SwarmIO emulator lets researchers test SSDs that outperform today's fastest drives
KAIST's SwarmIO Gives Researchers a Way to Test Drives That Don't Exist Yet
There's a gap opening up in AI infrastructure, and it's getting harder to ignore. GPUs can now generate tens of millions of storage requests per second. The SSDs meant to service those requests cannot. Kioxia's new GP Series drive, announced at NVIDIA GTC in March, targets 10 million IOPS this year with a roadmap to 100 million IOPS by 2027. Evaluation samples will be available to select customers in Q3 2026. But that hardware is still months away, and the systems thinking about how to use it needs to start now.
That's the problem SwarmIO is built to solve.

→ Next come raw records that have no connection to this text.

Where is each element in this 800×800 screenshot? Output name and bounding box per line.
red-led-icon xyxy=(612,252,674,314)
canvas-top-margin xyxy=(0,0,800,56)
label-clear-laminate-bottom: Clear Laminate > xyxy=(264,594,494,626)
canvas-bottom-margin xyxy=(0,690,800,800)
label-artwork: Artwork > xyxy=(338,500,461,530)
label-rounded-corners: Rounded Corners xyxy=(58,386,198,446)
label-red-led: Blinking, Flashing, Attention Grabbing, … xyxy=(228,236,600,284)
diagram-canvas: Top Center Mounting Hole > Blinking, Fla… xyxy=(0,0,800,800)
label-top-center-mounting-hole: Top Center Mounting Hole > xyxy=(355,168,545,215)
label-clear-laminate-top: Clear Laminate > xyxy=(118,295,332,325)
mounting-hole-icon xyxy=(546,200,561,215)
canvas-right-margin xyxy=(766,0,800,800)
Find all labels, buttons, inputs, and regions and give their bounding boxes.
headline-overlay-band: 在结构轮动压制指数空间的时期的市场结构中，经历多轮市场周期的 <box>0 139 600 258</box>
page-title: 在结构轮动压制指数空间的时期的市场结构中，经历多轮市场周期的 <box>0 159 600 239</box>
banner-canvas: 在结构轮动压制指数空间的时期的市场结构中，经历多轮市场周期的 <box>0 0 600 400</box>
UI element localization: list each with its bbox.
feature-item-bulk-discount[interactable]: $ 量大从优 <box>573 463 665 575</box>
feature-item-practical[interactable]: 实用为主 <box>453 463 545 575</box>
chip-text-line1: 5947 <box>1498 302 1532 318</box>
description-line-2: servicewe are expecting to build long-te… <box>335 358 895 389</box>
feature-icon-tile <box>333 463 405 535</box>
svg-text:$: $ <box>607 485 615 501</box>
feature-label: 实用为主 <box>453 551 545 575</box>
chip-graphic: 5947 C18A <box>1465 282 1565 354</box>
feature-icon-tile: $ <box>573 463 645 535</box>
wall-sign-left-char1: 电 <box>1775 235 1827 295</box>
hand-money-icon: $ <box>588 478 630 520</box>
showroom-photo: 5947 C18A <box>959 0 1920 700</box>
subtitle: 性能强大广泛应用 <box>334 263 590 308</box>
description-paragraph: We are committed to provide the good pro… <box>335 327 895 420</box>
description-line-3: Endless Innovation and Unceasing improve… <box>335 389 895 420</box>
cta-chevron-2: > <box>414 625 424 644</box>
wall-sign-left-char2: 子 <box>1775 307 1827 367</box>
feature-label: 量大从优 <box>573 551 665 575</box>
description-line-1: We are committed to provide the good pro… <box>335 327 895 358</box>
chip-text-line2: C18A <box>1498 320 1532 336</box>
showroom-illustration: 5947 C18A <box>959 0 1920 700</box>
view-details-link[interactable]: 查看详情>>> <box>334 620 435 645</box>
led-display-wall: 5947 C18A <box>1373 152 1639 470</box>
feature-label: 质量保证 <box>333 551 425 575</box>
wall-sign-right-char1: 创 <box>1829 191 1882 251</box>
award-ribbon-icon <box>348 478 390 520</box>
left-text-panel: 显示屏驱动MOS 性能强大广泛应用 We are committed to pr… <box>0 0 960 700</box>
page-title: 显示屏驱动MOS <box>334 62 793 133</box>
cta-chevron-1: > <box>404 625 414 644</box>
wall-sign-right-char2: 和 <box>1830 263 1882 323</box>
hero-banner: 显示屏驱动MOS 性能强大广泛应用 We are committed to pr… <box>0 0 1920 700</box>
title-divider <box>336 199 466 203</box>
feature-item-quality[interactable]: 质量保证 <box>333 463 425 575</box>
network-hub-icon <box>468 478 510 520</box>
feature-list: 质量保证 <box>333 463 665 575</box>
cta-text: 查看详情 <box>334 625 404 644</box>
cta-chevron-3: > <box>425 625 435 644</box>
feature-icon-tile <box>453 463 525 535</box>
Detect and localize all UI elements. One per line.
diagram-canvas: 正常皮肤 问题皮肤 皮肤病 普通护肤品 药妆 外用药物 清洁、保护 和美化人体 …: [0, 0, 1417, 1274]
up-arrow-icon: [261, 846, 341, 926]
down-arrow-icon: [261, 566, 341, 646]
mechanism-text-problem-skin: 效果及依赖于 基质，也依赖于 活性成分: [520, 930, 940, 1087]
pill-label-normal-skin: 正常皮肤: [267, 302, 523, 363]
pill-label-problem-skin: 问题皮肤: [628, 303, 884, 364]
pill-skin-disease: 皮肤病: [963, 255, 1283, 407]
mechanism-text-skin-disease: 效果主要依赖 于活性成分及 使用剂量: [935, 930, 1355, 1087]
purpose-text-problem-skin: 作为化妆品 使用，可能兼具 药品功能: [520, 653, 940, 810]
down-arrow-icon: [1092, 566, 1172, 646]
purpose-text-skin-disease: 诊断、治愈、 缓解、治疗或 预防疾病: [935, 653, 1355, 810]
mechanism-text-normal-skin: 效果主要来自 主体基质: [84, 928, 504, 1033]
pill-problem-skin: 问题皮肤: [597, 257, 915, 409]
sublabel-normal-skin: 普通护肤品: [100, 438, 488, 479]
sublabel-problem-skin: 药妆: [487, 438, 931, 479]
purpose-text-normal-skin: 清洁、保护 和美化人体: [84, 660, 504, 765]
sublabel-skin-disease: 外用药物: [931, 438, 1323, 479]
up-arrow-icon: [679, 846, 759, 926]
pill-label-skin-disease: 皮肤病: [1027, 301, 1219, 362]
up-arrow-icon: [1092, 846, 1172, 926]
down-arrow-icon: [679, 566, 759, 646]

A research group at KAIST, led by Professor Minsoo Rhu — who was inducted into the ISCA Hall of Fame in 2024 (alongside the HPCA Hall of Fame in 2021 and MICRO Hall of Fame in 2022) — has published an open-source SSD emulator called SwarmIO that models IOPS-optimized storage at scales no physical drive currently sustains. The paper, posted to arXiv on April 8, describes a system that achieves 303.9 times the throughput of the best existing SSD emulator under GPU-initiated I/O workloads, and demonstrates its utility in a vector search case study where moving from 2.5 million IOPS to 40 million IOPS yielded a 9.7-times end-to-end speedup.
The core challenge is architectural. Traditional SSD emulators were designed for host-CPU I/O, where a relatively small number of threads generate requests. GPU-initiated I/O is fundamentally different: thousands of GPU threads can each submit independent storage requests simultaneously, producing request streams that dwarf what CPU-side systems were built to handle. The three bottlenecks the KAIST team identified are worth understanding in detail, because they're not obvious.
First, frontend scalability. Conventional emulators ingest requests through a shared software frontend that wasn't designed for massive parallelism. Under GPU workloads, queues build up immediately and throughput collapses. SwarmIO distributes request ingestion across a parallelism-aware architecture that scales with thread count rather than choking on it.
Second, control path overhead. GPU-initiated I/O follows different data and control paths than CPU-generated I/O. In existing emulators, moving data between CPU-side storage structures and GPU-resident I/O buffers requires software-mediated copies that add latency at every step. SwarmIO offloads these copy operations to the Intel Data Streaming Accelerator, a hardware offload engine already present in modern server CPUs, and includes a co-designed kernel-level API to maximize DSA utilization in a multi-threaded environment.
Third, timing model maintenance. At very high IOPS rates, updating per-request state in the emulator's timing model becomes a bottleneck in itself. SwarmIO aggregates timing updates across batches of requests, amortizing the bookkeeping overhead without meaningfully degrading timing fidelity.
The result is an emulator that KAIST validated against an enterprise 2.5 million IOPS SSD — confirming fidelity — and then scaled to 40 million IOPS on real hardware. The 100 million IOPS target remains aspirational pending faster evaluation hardware, but the architectural work is done. The code is on GitHub.
This matters because the storage industry is genuinely moving toward IOPS-first SSD designs, not just bandwidth-first. Kioxia's GP Series uses XL-FLASH storage-class memory, a SLC-based medium that sacrifices raw density for lower latency and higher IOPS, specifically to handle fine-grained 512-byte accesses. Current enterprise NVMe drives typically operate at 4K minimum access granularity. For GPU-initiated workloads serving KV cache lookups or attention head activations, the difference is significant: smaller accesses keep the PCIe bus better utilized and reduce wasted data movement.
NVIDIA's Storage-Next initiative, which includes Kioxia and InnoGrit among others, is explicitly designing this future. The architectural bet is that as AI models grow toward trillion-parameter scales with multi-million token context windows, HBM capacity will consistently fall short, and storage will have to function as an active, ephemeral memory tier rather than a passive capacity layer. The memory-storage hierarchy that has held for decades is being replaced by something flatter and more demanding.
SwarmIO is, in one sense, a timing-modeling contribution. But the deeper story is the chicken-and-egg problem it solves. System architects can't evaluate what hardware will do in their workloads until the hardware exists. An emulator that's fast enough to run full AI inference pipelines — not just microbenchmarks — lets them design ahead of the silicon. The 9.7-times vector search speedup isn't a prediction; it's a measurement on real GPU hardware running a retrieval-augmented generation workload, with storage performance modeled faithfully at 40 million IOPS.
That's a different kind of result than the benchmark numbers SSD vendors typically publish. It's also more useful. For anyone building or specifying AI inference systems in the next two to three years, the question isn't whether ultra-high IOPS storage will arrive. It will. The question is whether your software stack will be ready to use it when it does.